PyData London 2022

Using graph neural networks to embrace the dependency within your data
06-19, 10:15–11:00 (Europe/London), Tower Suite 3

Many machine learning models we use today have the core assumption that our data needs to be tabular, but how often is this truly the case? What if our data points are not independent? By ignoring the potential interrelatedness of our data, do we lose meaningful information that our models cannot leverage? In this talk, we shall explore graph neural networks and highlight how they can solve interesting problems in a way that is intractable when limiting ourselves to using tabular data.

We will look at the limitations of common algorithms and highlight how some clever linear algebra enables us to incorporate more meaningful information into our models. Social network data is a popular example of where relationships are relevant but relationships exist in many types of data where it may not be so obvious. Whether it's e-commerce, logistics or molecular data, relationships within your data likely exist and making use of them can be incredibly powerful.

This talk will hopefully spark your curiosity and provide you with a way of looking at problems from a new angle. It is intended for anyone with an interest in machine learning and will only lightly touch on some technical details.


Representing data in a tabular way is almost second nature to us and we seldom think about the limitations this can cause. This talk aims to help attendees develop an intuition for how graph neural networks (GNNs) can potentially solve their problems more effectively by accounting for the relationships present in our data. With tools like Neo4j, Spark and PyTorch Geometric, implementing GNNs has never been easier.

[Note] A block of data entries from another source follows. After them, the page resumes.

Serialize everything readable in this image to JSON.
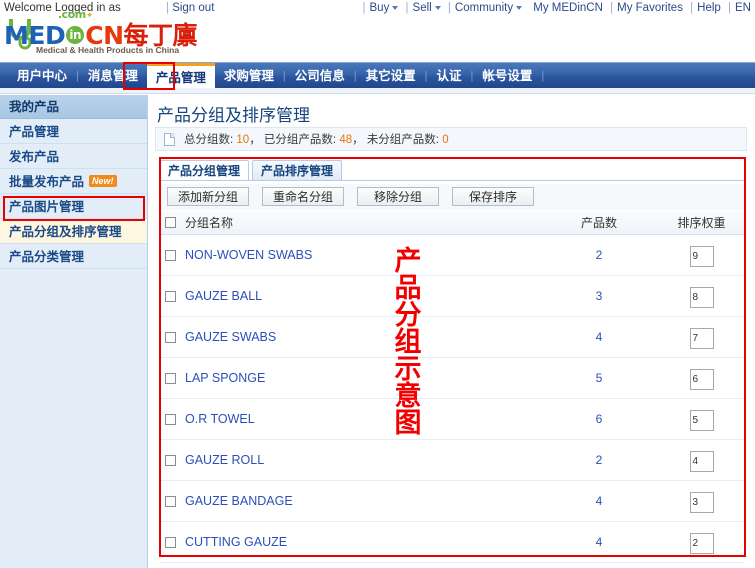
{
  "topbar": {
    "welcome": "Welcome Logged in as",
    "signout": "Sign out",
    "right_items": [
      "Buy",
      "Sell",
      "Community",
      "My MEDinCN",
      "My Favorites",
      "Help",
      "EN"
    ]
  },
  "logo": {
    "med": "MED",
    "in": "in",
    "cn": "CN",
    "cn_chinese": "每丁廪",
    "dotcom": ".com",
    "tagline": "Medical & Health Products in China"
  },
  "nav": {
    "items": [
      {
        "label": "用户中心",
        "active": false
      },
      {
        "label": "消息管理",
        "active": false
      },
      {
        "label": "产品管理",
        "active": true
      },
      {
        "label": "求购管理",
        "active": false
      },
      {
        "label": "公司信息",
        "active": false
      },
      {
        "label": "其它设置",
        "active": false
      },
      {
        "label": "认证",
        "active": false
      },
      {
        "label": "帐号设置",
        "active": false
      }
    ]
  },
  "sidebar": {
    "header": "我的产品",
    "items": [
      {
        "label": "产品管理",
        "selected": false,
        "badge": null
      },
      {
        "label": "发布产品",
        "selected": false,
        "badge": null
      },
      {
        "label": "批量发布产品",
        "selected": false,
        "badge": "New!"
      },
      {
        "label": "产品图片管理",
        "selected": false,
        "badge": null
      },
      {
        "label": "产品分组及排序管理",
        "selected": true,
        "badge": null
      },
      {
        "label": "产品分类管理",
        "selected": false,
        "badge": null
      }
    ]
  },
  "content": {
    "page_title": "产品分组及排序管理",
    "info": {
      "label_total": "总分组数:",
      "value_total": "10",
      "sep1": "，",
      "label_grouped": "已分组产品数:",
      "value_grouped": "48",
      "sep2": "，",
      "label_ungrouped": "未分组产品数:",
      "value_ungrouped": "0"
    },
    "tabs": [
      {
        "label": "产品分组管理",
        "active": true
      },
      {
        "label": "产品排序管理",
        "active": false
      }
    ],
    "buttons": [
      {
        "label": "添加新分组"
      },
      {
        "label": "重命名分组"
      },
      {
        "label": "移除分组"
      },
      {
        "label": "保存排序"
      }
    ],
    "table": {
      "headers": {
        "name": "分组名称",
        "count": "产品数",
        "weight": "排序权重"
      },
      "rows": [
        {
          "name": "NON-WOVEN SWABS",
          "count": "2",
          "weight": "9"
        },
        {
          "name": "GAUZE BALL",
          "count": "3",
          "weight": "8"
        },
        {
          "name": "GAUZE SWABS",
          "count": "4",
          "weight": "7"
        },
        {
          "name": "LAP SPONGE",
          "count": "5",
          "weight": "6"
        },
        {
          "name": "O.R TOWEL",
          "count": "6",
          "weight": "5"
        },
        {
          "name": "GAUZE ROLL",
          "count": "2",
          "weight": "4"
        },
        {
          "name": "GAUZE BANDAGE",
          "count": "4",
          "weight": "3"
        },
        {
          "name": "CUTTING GAUZE",
          "count": "4",
          "weight": "2"
        }
      ]
    }
  },
  "annotations": {
    "vertical_text": "产品分组示意图",
    "color": "#f20000"
  }
}
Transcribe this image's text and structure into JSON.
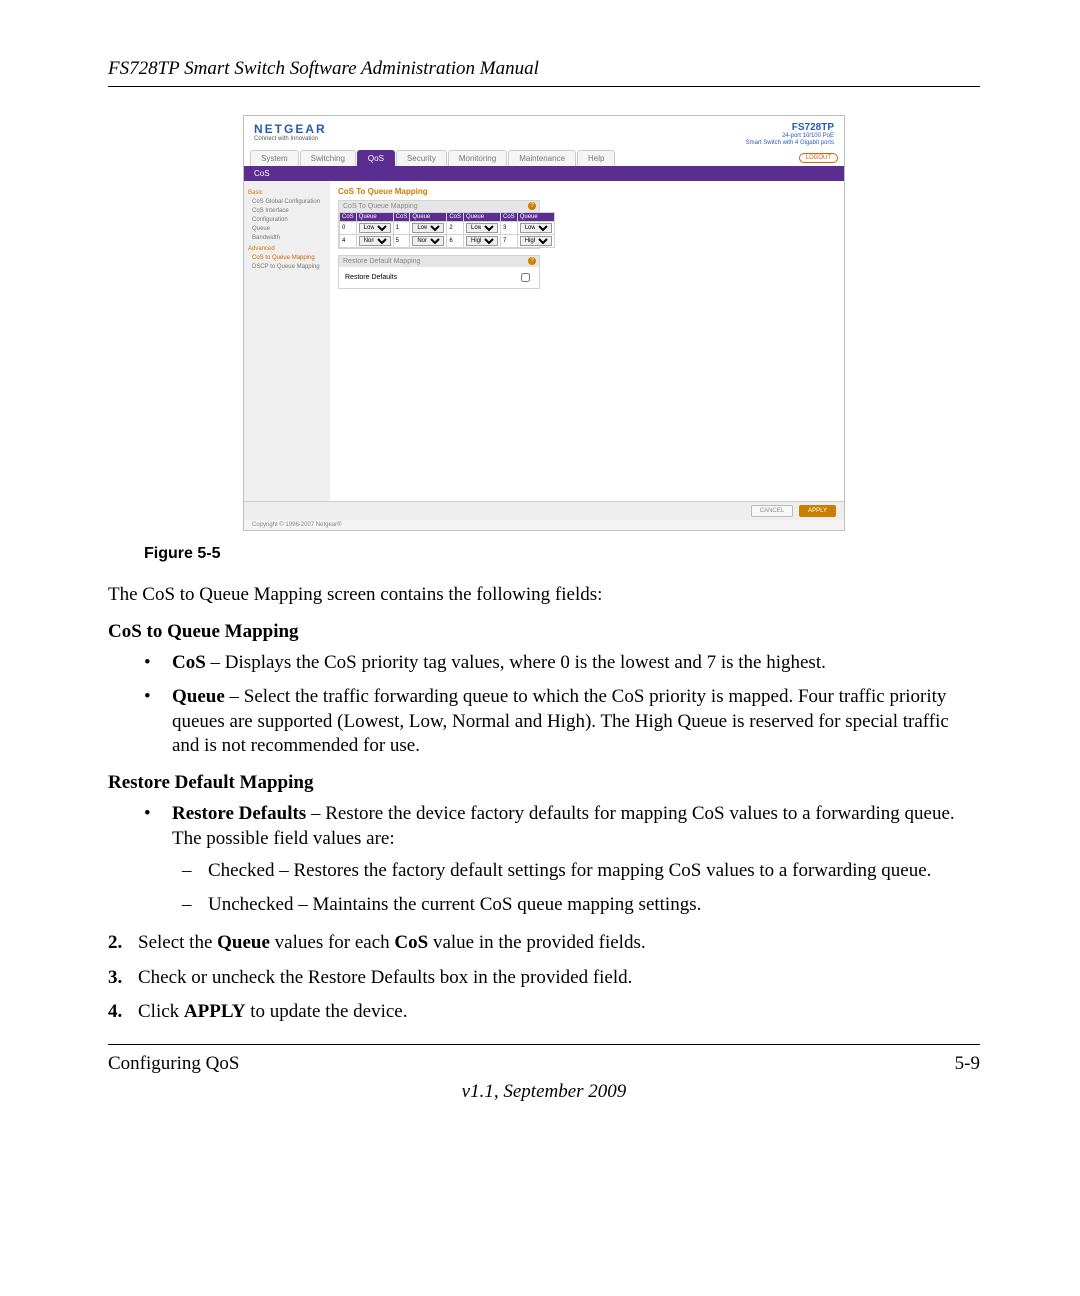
{
  "doc": {
    "header": "FS728TP Smart Switch Software Administration Manual",
    "figure_caption": "Figure 5-5",
    "intro": "The CoS to Queue Mapping screen contains the following fields:",
    "section1_title": "CoS to Queue Mapping",
    "bullets1": {
      "cos_label": "CoS",
      "cos_text": " – Displays the CoS priority tag values, where 0 is the lowest and 7 is the highest.",
      "queue_label": "Queue",
      "queue_text": " – Select the traffic forwarding queue to which the CoS priority is mapped. Four traffic priority queues are supported (Lowest, Low, Normal and High). The High Queue is reserved for special traffic and is not recommended for use."
    },
    "section2_title": "Restore Default Mapping",
    "restore_label": "Restore Defaults",
    "restore_text": " – Restore the device factory defaults for mapping CoS values to a forwarding queue. The possible field values are:",
    "restore_checked": "Checked – Restores the factory default settings for mapping CoS values to a forwarding queue.",
    "restore_unchecked": "Unchecked – Maintains the current CoS queue mapping settings.",
    "step2_pre": "Select the ",
    "step2_q": "Queue",
    "step2_mid": " values for each ",
    "step2_c": "CoS",
    "step2_post": " value in the provided fields.",
    "step3": "Check or uncheck the Restore Defaults box in the provided field.",
    "step4_pre": "Click ",
    "step4_apply": "APPLY",
    "step4_post": " to update the device.",
    "footer_left": "Configuring QoS",
    "footer_right": "5-9",
    "version": "v1.1, September 2009",
    "step_nums": {
      "s2": "2.",
      "s3": "3.",
      "s4": "4."
    }
  },
  "ui": {
    "brand": "NETGEAR",
    "brand_tag": "Connect with Innovation",
    "model": "FS728TP",
    "model_line1": "24-port 10/100 PoE",
    "model_line2": "Smart Switch with 4 Gigabit ports",
    "logout": "LOGOUT",
    "tabs": [
      "System",
      "Switching",
      "QoS",
      "Security",
      "Monitoring",
      "Maintenance",
      "Help"
    ],
    "active_tab": "QoS",
    "subnav": "CoS",
    "sidebar": {
      "group_basic": "Basic",
      "items_basic": [
        "CoS Global Configuration",
        "CoS Interface Configuration",
        "Queue",
        "Bandwidth"
      ],
      "group_adv": "Advanced",
      "item_adv_active": "CoS to Queue Mapping",
      "item_adv_other": "DSCP to Queue Mapping"
    },
    "panel_main_title": "CoS To Queue Mapping",
    "panel1_head": "CoS To Queue Mapping",
    "th_cos": "CoS",
    "th_queue": "Queue",
    "rows": [
      {
        "c0": "0",
        "q0": "Low",
        "c1": "1",
        "q1": "Lowest",
        "c2": "2",
        "q2": "Lowest",
        "c3": "3",
        "q3": "Low"
      },
      {
        "c0": "4",
        "q0": "Normal",
        "c1": "5",
        "q1": "Normal",
        "c2": "6",
        "q2": "High",
        "c3": "7",
        "q3": "High"
      }
    ],
    "panel2_head": "Restore Default Mapping",
    "restore_label": "Restore Defaults",
    "btn_cancel": "CANCEL",
    "btn_apply": "APPLY",
    "copyright": "Copyright © 1996-2007 Netgear®"
  }
}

Below is a rough outline of the schedule of the talk:

0-5 minutes: - Introduction to talk - Limitations of methods that require tabular datasets - Examples of different problems and how data can be represented as a graph

5-15 minutes: - Explain how we go from a graph of nodes/edges to a matrix representation - Theory of message passing and convolutions as a way to change the representation of a graph - Different types of problems we can solve: node prediction, link prediction, graph-level classification

15-25 minutes: - Provide one detailed use-case (link prediction task) - List open-source frameworks that can help implement GNNs - If time permits, share personal experiences/challenges

25-30 minutes: - Q&A


Prior Knowledge Expected

No previous knowledge expected

Usman Zafar is a Machine Learning Engineer at GoDataDriven. He has worked for several years as a Data Scientist, eventually moving into a Machine Learning Engineering role where he could focus more on the implementation of machine learning models in a scalable way. More recently, he has been interested in graph neural networks from the mathematical and engineering perspective as well as their ability to solve interesting problems in a new way.